O primeiro capítulo de O Moscovita aconteceu no dia 25 de novembro. A novela contou a história do misterioso vilão Boris Moska, que planejava recriar a URSS. Para isso, ele chantageava, via Internet, personalidades famosas com fotomontagens digitais de sacanagem.
O herói da novela era o detetive Pascoal Fukuda, que é procurado por Charlene Fofolette, uma das vítimas de Bóris. Na definição do médico, é uma comédia com toques irônicos. O roteiro é do escritor Reinaldo Moraes e a direção geral é de Ricardo Anderáos.
Paulo Herrera conta que a charada proposta na novela fazia referências a tempo. Os idos de março ficam a cinco meses dos idos que nunca foram. E, por enquanto, fica o ido por não ido. Pesquisando, o médico descobriu que as pistas levavam ao calendário gregoriano. Em 1582, quando o papa Gregório 12 criou o calendário, tirou 10 dias do mês de outubro. Assim, naquele mês, o tempo saltou do dia 5 para o dia 16.
A descoberta de Paulo Herrera se deu no oitavo capítulo, quando ele enviou um e-mail com a resposta. Outras 14 pessoas também mataram a charada, mas o médico foi escolhido por ter sido o primeiro e enviar a mensagem. Foi uma surpresa, confessa.

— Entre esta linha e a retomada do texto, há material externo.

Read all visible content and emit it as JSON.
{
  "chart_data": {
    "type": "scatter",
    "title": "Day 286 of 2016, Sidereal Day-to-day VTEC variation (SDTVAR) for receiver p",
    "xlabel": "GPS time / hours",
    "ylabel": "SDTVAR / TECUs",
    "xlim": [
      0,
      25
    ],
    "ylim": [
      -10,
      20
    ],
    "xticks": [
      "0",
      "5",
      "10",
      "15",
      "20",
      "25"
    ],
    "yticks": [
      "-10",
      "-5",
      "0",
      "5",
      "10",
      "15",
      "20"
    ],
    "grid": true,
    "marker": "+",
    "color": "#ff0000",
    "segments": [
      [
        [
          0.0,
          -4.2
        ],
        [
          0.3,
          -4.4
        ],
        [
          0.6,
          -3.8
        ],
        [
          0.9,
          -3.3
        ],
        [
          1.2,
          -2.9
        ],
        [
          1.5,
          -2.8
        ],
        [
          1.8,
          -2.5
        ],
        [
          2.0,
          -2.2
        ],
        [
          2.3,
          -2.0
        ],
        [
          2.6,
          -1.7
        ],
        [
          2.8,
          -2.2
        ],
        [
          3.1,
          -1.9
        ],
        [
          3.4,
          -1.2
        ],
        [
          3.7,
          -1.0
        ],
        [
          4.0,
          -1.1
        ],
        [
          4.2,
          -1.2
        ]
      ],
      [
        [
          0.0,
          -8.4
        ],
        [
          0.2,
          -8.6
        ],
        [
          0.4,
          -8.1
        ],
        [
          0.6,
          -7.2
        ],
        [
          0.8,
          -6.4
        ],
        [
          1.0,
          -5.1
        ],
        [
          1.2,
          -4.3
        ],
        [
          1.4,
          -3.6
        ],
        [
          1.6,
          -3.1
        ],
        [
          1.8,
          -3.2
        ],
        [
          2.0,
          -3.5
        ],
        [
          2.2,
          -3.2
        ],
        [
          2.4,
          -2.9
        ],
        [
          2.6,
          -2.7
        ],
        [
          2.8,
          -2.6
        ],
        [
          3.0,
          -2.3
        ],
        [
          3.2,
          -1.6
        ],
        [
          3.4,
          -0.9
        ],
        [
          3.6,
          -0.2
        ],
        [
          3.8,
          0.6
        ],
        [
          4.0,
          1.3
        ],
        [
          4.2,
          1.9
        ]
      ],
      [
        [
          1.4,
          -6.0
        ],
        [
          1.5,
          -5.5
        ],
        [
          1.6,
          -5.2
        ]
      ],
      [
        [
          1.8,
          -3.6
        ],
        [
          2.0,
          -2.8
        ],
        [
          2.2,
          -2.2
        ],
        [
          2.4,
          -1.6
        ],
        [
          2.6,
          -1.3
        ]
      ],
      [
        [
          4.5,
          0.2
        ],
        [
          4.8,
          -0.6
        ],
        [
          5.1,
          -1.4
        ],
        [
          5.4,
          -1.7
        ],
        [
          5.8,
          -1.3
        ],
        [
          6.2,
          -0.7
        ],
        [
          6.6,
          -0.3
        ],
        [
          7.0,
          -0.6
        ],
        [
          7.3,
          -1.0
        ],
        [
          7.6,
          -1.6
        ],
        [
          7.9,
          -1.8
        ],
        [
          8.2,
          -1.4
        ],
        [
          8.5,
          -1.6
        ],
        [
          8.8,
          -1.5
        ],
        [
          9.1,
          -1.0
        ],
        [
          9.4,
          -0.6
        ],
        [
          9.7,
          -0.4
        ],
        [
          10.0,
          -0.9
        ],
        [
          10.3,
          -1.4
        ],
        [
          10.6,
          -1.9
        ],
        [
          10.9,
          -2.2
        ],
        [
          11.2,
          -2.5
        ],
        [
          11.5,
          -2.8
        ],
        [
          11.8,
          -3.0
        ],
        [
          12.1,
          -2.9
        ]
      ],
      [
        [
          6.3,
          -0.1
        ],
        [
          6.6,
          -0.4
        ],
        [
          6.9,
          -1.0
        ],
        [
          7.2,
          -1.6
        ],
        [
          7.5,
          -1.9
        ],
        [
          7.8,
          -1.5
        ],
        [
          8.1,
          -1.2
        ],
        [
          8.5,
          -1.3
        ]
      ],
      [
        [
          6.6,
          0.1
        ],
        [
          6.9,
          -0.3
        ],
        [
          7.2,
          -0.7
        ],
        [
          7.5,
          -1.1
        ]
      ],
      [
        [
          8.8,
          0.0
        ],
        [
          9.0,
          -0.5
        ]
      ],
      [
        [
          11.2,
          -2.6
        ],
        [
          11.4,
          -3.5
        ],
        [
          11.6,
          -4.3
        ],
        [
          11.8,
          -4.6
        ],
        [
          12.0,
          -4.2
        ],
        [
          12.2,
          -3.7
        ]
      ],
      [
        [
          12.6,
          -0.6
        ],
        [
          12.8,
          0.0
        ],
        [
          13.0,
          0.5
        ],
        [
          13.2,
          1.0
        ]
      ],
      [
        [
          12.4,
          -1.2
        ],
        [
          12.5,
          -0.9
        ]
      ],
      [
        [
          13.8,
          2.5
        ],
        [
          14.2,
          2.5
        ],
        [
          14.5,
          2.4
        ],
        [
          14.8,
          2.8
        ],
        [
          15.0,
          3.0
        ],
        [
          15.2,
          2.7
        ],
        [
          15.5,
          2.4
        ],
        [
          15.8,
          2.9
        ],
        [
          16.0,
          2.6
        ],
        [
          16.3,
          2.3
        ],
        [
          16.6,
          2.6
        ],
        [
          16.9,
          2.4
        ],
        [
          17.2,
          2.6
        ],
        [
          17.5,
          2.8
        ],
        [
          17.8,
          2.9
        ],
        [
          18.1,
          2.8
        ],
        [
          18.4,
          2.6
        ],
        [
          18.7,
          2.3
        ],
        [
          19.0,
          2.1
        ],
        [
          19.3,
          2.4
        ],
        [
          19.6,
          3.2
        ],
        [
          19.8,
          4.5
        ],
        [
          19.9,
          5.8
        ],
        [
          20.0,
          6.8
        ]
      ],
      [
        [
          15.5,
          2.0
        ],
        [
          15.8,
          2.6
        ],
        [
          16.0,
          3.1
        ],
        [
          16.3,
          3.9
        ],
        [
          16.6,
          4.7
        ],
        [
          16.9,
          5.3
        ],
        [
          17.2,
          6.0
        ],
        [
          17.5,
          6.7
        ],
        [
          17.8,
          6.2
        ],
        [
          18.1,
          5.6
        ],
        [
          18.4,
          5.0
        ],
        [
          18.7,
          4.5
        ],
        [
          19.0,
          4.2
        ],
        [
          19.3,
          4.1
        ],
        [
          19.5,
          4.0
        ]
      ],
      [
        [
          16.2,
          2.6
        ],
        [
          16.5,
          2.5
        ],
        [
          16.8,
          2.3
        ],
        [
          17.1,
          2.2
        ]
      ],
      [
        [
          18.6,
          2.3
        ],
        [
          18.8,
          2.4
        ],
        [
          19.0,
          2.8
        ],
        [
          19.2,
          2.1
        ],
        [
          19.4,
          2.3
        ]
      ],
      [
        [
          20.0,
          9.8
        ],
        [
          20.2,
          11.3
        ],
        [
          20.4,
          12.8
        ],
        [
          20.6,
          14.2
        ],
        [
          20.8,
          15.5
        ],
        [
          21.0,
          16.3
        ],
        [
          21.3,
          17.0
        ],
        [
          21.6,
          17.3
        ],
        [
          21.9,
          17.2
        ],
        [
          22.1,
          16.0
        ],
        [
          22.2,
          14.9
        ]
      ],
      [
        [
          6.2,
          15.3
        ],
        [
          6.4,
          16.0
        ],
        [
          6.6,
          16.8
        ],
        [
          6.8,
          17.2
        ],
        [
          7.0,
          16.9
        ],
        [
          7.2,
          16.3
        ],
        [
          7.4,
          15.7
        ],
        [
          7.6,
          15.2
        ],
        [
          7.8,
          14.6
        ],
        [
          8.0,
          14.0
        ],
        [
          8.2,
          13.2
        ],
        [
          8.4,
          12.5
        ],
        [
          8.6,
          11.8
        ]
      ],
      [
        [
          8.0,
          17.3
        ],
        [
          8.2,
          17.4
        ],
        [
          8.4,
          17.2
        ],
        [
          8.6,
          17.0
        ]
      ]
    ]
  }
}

No último capítulo da novela, Paulo Herrera aparece enviando o e-mail que aciona o mecanismo de detonação do avião do vilão. Apesar da aeronave explodir, Boris Moska escapa ileso. Por isso, o médico acredita que haverá continuação.
Mais do que a trama, Paulo Herrera revela que achou interessante a interação com o público. Ele explica que os internautas podiam enviar e-mails para os personagens, que respondiam no ar. O médico informa que navega na Internet há três meses e se considera um autodidata. Eu sei o básico, observa.